Woher kommen diese krassen Unterschiede? Anders gefragt: wie kann es sein, dass es einem führenden Land, DER Weltmacht, nicht gelingt, den Bürgern einigermassen gute Dienstleistungen zu bieten, wo doch die Staatsquote vergleichbar ist mit der Schweiz? Eine mögliche Antwort liegt in den Verteidigungsausgaben.
Die USA geben für das Militär pro Kopf 2351 Dollar aus – etwa 3,5 Prozent der Wirtschaftsleistung- nicht eingerechnet die enorm grossen Teile der Wirtschaft, die direkt oder indirekt vom Militär abhäng sind. Deutschlands Pro-Kopf-Ausgaben steigen steil an. Das von der NATO angepeilte Ziel von 2 Prozent des BIP dürfte das Land 2024 erreichen. Damit liegen die Verteidigungsausgaben dort pro Kopf in etwa bei 630 USD – immer noch viel weniger als die USA. Die bewaffnete Neutralität kostete im Jahr 2022 jede Schweizerin und jeden Schweizer 700 Dollar (rund 620 Franken). Gemessen am Bruttoinlandprodukt (BIP) von ungefähr 800 Milliarden Franken sind das 0,7 Prozent – Tendenz ebenfalls steigend, aber wir sind noch weit weg von der Grössenordnung der USA. Griechenland ist aus verständlichen Gründen die Ausnahme von der Regel. Hellas gibt im Verhältnis zur Wirtschaftsleistung einen ähnlichen Betrag für Verteidigung aus wie die USA.
Was sagen uns diese Zahlen? Die Bürgerinnen und Bürger der USA bezahlen die Pax Americana sehr teuer. Sie verzichten auf einen Sozialstaat, damit sich ihre Regierung überall auf der Welt in Konflikte einmischen und diese zum Teil sogar selber schüren kann. Die US-Amerikaner verlangen nun von ihren Verbündeten in der NATO, dass sie ihre Verteidigungsausgaben erhöhen. Donald Trump droht sogar recht offen mit Konsequenzen für den Fall, dass dies nicht geschieht.
Nach dem Fall der Berliner Mauer haben sich West- und Osteuropa die Hand zur Versöhnung gereicht. Die Länder auf dem alten Kontinent begannen, die sogenannte «Friedensdividende» einzukassieren und abzurüsten. Will heissen: die weggefallene Bedrohung aus dem Osten führte zu stark sinkenden Verteidigungsausgaben, was es erlaubte, den Sozialstaat zu erhalten und je nach Land noch auszubauen.
Von der Öffentlichkeit kaum wahrgenommen, änderte sich das Bild. Die völkerrechtswidrige Bombardierung Serbiens ist vielleicht ein Anfang – ein Beginn des Aufschaukelns; die NATO begann zudem, sich gegen Osten auszudehnen.

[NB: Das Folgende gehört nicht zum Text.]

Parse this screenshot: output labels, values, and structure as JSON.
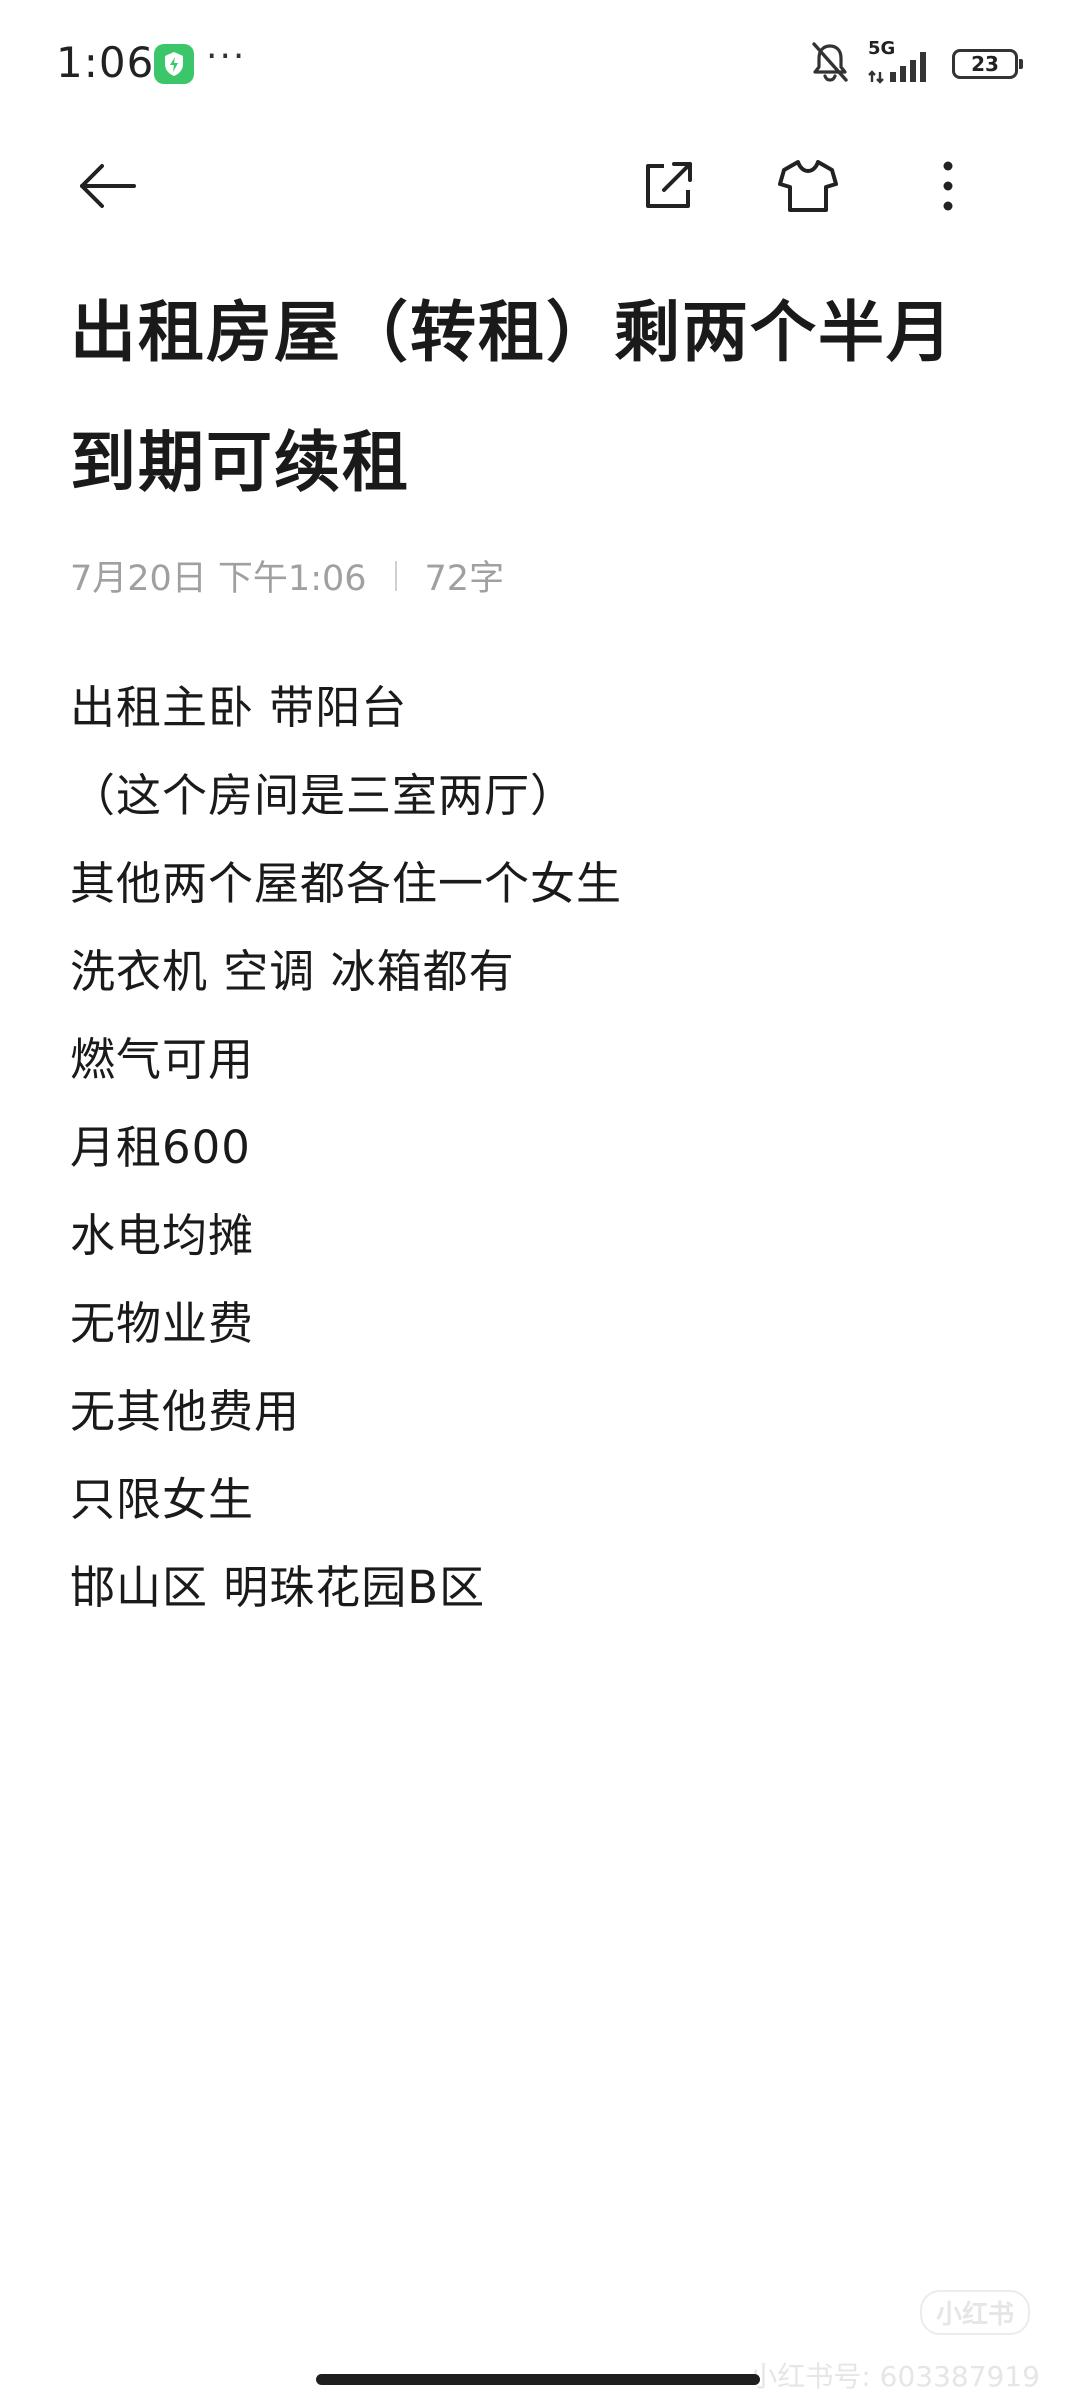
{
  "status_bar": {
    "time": "1:06",
    "more": "···",
    "network": "5G",
    "battery": "23"
  },
  "note": {
    "title": "出租房屋（转租）剩两个半月到期可续租",
    "date": "7月20日 下午1:06",
    "word_count": "72字",
    "lines": [
      "出租主卧 带阳台",
      "（这个房间是三室两厅）",
      "其他两个屋都各住一个女生",
      "洗衣机 空调 冰箱都有",
      "燃气可用",
      "月租600",
      "水电均摊",
      "无物业费",
      "无其他费用",
      "只限女生",
      "邯山区 明珠花园B区"
    ]
  },
  "watermark": {
    "logo": "小红书",
    "id": "小红书号: 603387919"
  },
  "icons": {
    "back": "arrow-left-icon",
    "share": "share-icon",
    "theme": "tshirt-icon",
    "more": "more-vertical-icon"
  }
}
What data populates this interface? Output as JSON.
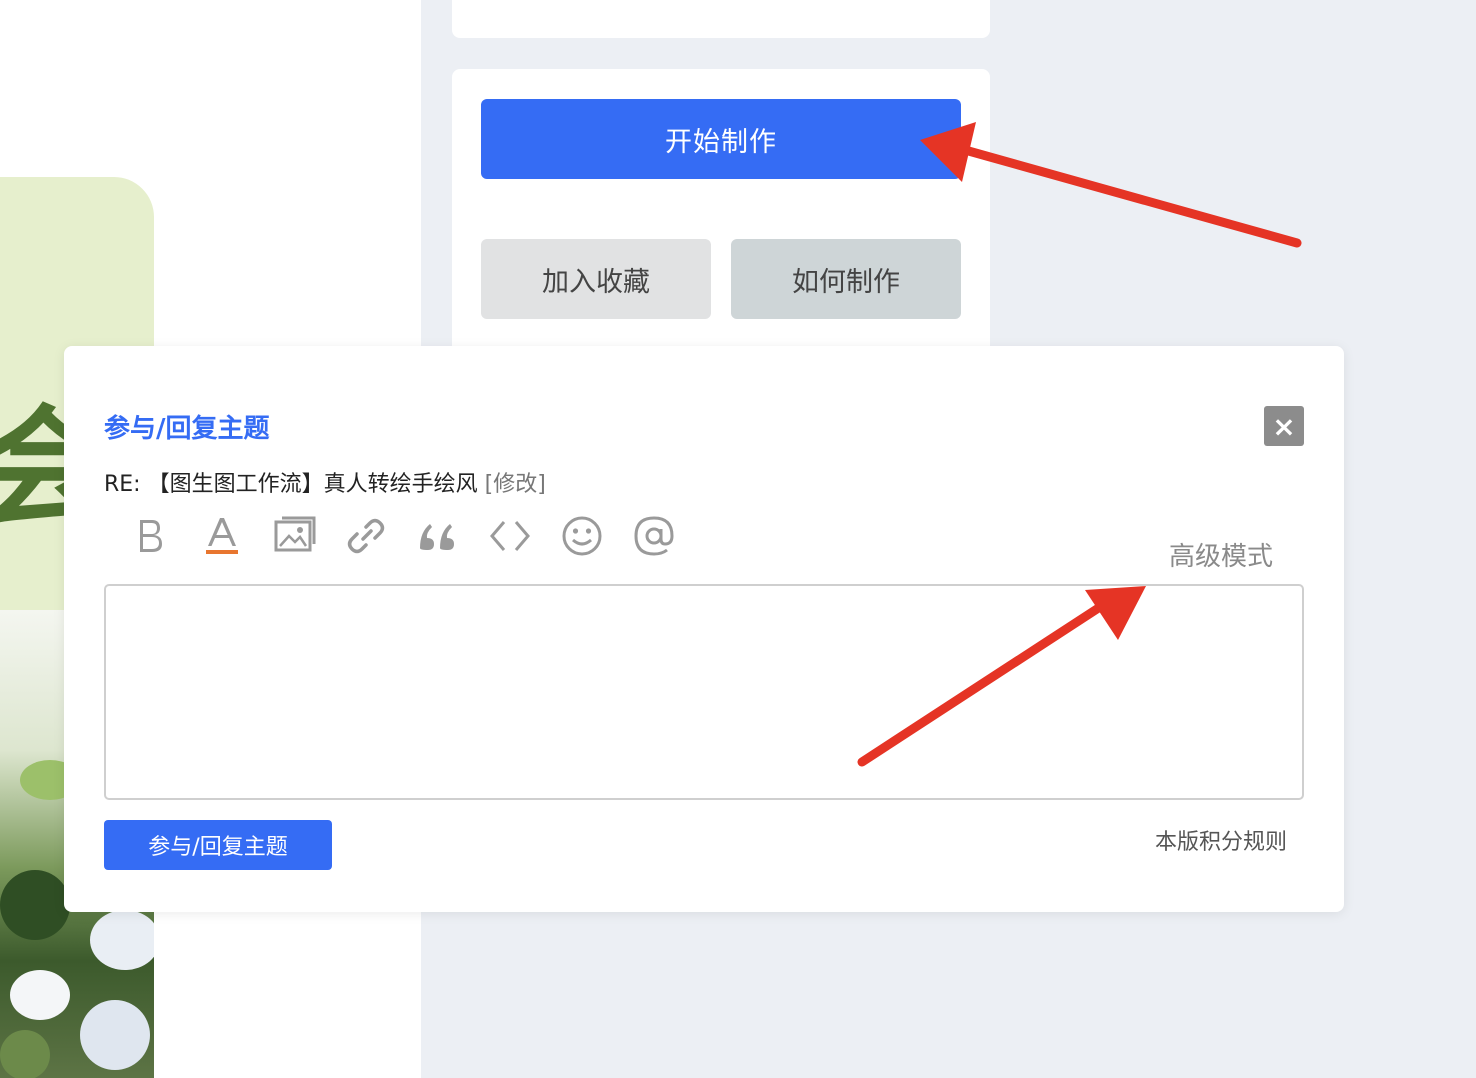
{
  "background": {
    "banner_glyph": "会"
  },
  "actions": {
    "start_label": "开始制作",
    "favorite_label": "加入收藏",
    "howto_label": "如何制作"
  },
  "dialog": {
    "title": "参与/回复主题",
    "close_icon": "×",
    "subject_prefix": "RE: ",
    "subject": "【图生图工作流】真人转绘手绘风",
    "edit_link": "[修改]",
    "toolbar": [
      "bold-icon",
      "font-color-icon",
      "image-icon",
      "link-icon",
      "quote-icon",
      "code-icon",
      "emoji-icon",
      "mention-icon"
    ],
    "advanced_mode": "高级模式",
    "editor_value": "",
    "submit_label": "参与/回复主题",
    "rules_link": "本版积分规则"
  },
  "colors": {
    "primary": "#356cf4",
    "annotation_arrow": "#e53425",
    "page_bg": "#eceff4"
  }
}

Erst der Ausbruch des grossflächigen Krieges in der Ukraine führte der Öffentlichkeit den erneuten Ost-West-Konflikt schlagartig vor Augen. Die Forderungen nach Erhöhung der Verteidigungsausgaben wurden lauter und werden nun selbst in Kreisen aktiv unterstützt, von denen man das früher nicht für möglich gehalten hätte – zum Beispiel von den deutschen Grünen.
Gleichzeitig nehmen die Verteilungskonflikte zu – die Bauernproteste lassen grüssen. Nur wenn ein Land ein hohes Wachstum erwirtschaftet, lassen sich die Verteidigungsausgaben «einfach so» erhöhen. Sonst werden die Kuchenstücke kleiner und es muss irgendwo gekürzt werden.
Damit die Kuchenstücke in Europa nicht kleiner werden: Wie wär’s mit Verhandlungen, kollektiver Sicherheit und Abrüstung? Spätestens nach den Wahlen in den USA würde sich die Gelegenheit dazu bieten.
Slava Ukraini zu rufen erfordert Gratismut, nicht echten Mut. Bei Waffenlieferung ist es ähnlich. Mut hat hingegen derjenige, der fordert, dass die Spirale der Gewalt und des Misstrauens gestoppt wird.
Wir bei Transition News setzen uns jeden Tag dafür ein, dass diese erneute Spaltung nicht nur der Gesellschaft, sondern der Welt, überwunden wird und dass mutige Politiker einen Verhandlungsfrieden erreichen, denn: Frieden ist kein Zustand, der durch Krieg erreicht werden kann, wie Antoine de Saint-Exupéry im Eingangszitat schreibt.